Diaz et l'équipe ont examiné la tomodensitométrie (CT) à partir de près de 7 000 fumeurs, âgés de 60 ans en moyenne. Plus de la moitié (55%) des participants avaient une MPOC.

Les chercheurs ont également utilisé les scans pour mesurer la zone thoracique, ou le muscle pectoral (PMA), ainsi que la colonne vertébrale, ou les zones musculaires paravertébrales (PVMA).

Les participants ont été suivis cliniquement pendant une période moyenne de 5 ans. Au cours de la période de suivi, 653 patients sont décédés.

Diaz et l'équipe ont été ajustés pour divers facteurs de risque susceptibles d'avoir une incidence sur la santé des muscles et le risque de mortalité. Il s'agissait notamment de la race, de l'âge, des habitudes de tabagisme et des comorbidités. Les chercheurs ont également examiné la gravité de la MPOC.

Faible masse musculaire liée à la mortalité chez les fumeurs avec et sans COPD

Les participants ont été divisés en quartiles, ou en quatrième, selon leur masse musculaire PMA et PVMA.

La recherche a révélé que les fumeurs dans le quartile le plus bas de PMA - mais pas PVMA - avaient une chance 120% plus élevée de mourir prématurément, comparativement aux fumeurs dans le quartile le plus élevé.

De plus, en ajoutant la PMA aux calculs, les chercheurs ont pu prédire la survie et "reclasser correctement" le risque de décès dans 10,2% de tous les patients atteints de BPCO et de MPOC.

Enfin, la corrélation entre le PMA faible et le risque de décès était plus forte chez les personnes dépourvues de MPOC que leurs homologues de la maladie. Cependant, les patients atteints de MPOC étaient globalement plus susceptibles de mourir.

L'auteur principal de l'étude commente les résultats en disant: «Il s'agit d'une conclusion intéressante. Chez les fumeurs atteints de MPOC, il se peut que d'autres facteurs - par exemple, l'utilisation de l'oxygène en raison d'une insuffisance respiratoire - réduisent la contribution de la perte musculaire.

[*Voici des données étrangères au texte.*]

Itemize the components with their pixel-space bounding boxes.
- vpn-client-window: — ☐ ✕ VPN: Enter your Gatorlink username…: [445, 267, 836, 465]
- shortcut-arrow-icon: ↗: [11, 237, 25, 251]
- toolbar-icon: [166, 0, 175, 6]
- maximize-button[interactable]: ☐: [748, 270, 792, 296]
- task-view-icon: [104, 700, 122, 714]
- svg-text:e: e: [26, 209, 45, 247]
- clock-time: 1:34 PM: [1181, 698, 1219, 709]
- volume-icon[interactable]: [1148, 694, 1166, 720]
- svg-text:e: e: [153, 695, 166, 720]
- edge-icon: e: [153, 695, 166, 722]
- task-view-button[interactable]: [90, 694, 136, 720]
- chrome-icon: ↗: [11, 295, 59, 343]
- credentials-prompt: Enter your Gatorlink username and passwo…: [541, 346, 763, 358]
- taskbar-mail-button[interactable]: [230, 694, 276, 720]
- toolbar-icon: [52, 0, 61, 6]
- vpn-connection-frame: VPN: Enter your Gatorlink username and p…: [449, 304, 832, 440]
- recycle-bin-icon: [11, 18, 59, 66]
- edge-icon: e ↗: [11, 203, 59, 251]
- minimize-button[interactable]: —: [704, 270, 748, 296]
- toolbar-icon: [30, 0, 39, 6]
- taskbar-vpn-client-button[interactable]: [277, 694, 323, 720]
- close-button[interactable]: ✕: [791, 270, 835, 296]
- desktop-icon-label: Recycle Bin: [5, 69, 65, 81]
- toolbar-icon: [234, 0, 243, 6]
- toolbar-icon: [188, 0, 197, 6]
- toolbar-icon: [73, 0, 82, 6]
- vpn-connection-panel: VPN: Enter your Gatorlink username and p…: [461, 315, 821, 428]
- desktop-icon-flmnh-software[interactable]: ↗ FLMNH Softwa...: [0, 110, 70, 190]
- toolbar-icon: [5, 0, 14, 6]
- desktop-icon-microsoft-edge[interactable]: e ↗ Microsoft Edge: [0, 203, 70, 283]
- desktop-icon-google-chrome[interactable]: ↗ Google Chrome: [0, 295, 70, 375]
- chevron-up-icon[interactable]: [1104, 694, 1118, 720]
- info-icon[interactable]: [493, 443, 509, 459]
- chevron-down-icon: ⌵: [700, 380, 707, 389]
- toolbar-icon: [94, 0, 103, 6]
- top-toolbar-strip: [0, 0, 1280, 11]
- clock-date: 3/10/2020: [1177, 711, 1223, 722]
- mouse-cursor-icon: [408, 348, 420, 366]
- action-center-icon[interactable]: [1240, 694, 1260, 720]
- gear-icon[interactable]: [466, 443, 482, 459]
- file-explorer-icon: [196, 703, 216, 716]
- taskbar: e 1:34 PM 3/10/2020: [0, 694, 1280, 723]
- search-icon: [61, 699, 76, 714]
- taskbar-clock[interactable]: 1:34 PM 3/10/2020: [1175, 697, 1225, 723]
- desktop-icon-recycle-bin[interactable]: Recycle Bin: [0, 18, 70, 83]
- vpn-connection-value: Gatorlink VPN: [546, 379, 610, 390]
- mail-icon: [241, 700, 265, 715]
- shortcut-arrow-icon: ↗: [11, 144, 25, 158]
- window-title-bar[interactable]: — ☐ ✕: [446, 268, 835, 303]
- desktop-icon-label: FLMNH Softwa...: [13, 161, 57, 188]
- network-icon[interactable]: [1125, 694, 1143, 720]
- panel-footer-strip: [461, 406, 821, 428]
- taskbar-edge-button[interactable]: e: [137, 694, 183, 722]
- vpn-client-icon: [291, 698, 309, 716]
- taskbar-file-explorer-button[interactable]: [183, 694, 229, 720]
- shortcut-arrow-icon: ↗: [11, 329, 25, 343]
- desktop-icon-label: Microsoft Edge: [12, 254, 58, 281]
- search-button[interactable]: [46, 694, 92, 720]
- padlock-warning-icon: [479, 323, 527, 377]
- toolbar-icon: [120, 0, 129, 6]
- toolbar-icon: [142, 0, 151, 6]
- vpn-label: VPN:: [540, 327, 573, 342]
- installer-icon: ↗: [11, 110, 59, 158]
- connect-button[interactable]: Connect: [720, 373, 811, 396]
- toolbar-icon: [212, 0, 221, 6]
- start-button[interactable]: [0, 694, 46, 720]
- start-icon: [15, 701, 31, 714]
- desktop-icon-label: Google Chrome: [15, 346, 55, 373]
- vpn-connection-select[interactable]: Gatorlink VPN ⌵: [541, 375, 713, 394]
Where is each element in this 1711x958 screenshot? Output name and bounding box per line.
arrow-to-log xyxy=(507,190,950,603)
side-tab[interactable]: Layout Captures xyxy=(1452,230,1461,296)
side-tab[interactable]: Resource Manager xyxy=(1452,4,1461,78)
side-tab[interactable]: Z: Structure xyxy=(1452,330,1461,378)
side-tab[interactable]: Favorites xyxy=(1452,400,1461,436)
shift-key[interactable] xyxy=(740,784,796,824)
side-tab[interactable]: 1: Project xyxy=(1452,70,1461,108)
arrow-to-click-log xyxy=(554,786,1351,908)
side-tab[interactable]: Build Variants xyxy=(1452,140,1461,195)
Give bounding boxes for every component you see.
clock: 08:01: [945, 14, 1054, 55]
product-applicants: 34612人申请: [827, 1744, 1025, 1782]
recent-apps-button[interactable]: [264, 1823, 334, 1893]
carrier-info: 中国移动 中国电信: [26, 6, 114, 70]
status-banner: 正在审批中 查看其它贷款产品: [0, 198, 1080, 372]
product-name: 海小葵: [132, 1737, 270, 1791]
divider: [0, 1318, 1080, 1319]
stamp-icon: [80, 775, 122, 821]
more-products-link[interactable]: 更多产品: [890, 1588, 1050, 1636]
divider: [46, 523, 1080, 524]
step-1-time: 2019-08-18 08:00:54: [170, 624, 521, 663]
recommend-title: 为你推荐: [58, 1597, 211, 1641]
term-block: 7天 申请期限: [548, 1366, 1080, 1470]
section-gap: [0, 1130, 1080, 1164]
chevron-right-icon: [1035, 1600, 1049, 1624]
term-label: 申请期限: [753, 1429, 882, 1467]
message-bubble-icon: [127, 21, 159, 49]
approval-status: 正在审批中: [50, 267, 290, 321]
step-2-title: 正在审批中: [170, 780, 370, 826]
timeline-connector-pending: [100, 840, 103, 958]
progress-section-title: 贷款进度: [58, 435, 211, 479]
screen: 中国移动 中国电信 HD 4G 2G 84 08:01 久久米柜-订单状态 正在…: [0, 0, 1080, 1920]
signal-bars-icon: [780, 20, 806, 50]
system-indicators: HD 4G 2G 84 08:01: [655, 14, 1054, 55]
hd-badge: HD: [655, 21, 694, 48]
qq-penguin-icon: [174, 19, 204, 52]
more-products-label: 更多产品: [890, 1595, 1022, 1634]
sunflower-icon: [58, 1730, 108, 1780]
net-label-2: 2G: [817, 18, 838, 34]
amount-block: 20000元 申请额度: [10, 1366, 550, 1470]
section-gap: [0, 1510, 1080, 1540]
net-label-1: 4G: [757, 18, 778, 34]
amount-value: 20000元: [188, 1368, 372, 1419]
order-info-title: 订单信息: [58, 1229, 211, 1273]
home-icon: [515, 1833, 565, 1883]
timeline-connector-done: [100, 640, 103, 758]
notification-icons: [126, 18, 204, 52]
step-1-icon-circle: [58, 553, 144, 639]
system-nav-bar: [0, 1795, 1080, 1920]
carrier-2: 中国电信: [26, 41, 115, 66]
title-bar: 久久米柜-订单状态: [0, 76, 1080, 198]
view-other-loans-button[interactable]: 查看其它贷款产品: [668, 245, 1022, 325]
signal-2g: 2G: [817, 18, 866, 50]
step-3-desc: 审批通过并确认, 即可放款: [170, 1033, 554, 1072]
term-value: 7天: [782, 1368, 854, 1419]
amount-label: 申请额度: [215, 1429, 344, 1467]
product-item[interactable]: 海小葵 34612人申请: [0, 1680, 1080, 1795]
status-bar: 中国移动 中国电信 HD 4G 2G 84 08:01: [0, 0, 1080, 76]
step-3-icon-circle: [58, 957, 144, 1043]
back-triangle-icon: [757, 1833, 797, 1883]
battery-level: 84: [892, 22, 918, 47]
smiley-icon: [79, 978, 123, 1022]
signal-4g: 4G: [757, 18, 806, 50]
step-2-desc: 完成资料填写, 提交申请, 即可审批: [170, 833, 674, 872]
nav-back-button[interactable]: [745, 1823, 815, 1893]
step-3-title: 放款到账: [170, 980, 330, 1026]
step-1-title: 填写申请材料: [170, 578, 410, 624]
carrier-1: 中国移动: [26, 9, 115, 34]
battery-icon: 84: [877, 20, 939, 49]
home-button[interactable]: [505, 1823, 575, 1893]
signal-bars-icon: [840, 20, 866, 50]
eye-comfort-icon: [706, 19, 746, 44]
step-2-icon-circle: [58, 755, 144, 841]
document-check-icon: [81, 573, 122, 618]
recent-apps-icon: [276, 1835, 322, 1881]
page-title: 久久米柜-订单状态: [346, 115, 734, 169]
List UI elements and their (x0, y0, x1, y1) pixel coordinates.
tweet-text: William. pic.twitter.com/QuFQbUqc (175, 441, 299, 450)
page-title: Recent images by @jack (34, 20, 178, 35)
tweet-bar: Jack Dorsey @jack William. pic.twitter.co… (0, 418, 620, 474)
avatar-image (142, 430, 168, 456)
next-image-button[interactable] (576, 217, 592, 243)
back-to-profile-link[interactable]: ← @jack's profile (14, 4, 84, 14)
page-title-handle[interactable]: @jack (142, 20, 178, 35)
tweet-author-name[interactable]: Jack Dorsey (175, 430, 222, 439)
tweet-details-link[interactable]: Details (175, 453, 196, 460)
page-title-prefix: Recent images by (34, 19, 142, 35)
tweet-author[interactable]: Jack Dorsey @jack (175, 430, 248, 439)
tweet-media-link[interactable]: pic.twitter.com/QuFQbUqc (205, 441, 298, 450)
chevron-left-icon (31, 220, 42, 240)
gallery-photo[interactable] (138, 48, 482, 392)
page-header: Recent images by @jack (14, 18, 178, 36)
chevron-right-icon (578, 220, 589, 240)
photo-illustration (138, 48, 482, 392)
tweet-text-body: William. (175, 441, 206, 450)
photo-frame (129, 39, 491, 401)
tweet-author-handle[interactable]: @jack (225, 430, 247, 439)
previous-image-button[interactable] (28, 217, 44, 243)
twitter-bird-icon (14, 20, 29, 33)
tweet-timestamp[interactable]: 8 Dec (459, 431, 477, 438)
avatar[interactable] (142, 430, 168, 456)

Diaz ajoute également que parfois, les fumeurs sont recommandés une tomodensitométrie pour détecter le cancer du poumon, de sorte que la masse musculaire de la poitrine pourrait fournir un aperçu précieux de la mortalité liée au tabagisme.

"La masse pectorale est facilement identifiée sur les tomodensitogrammes de poitrine. L'ajout de cette information peut aider les cliniciens à identifier les personnes les plus exposées au risque de mourir", a déclaré M. Diaz.

Les auteurs concluent que:

La faible masse musculaire est associée à une mortalité accrue chez les fumeurs avec et sans COPD. Cette mesure simple de la masse musculaire facilement obtenue à partir des tomodensitogrammes semble améliorer l'évaluation du risque de mortalité ".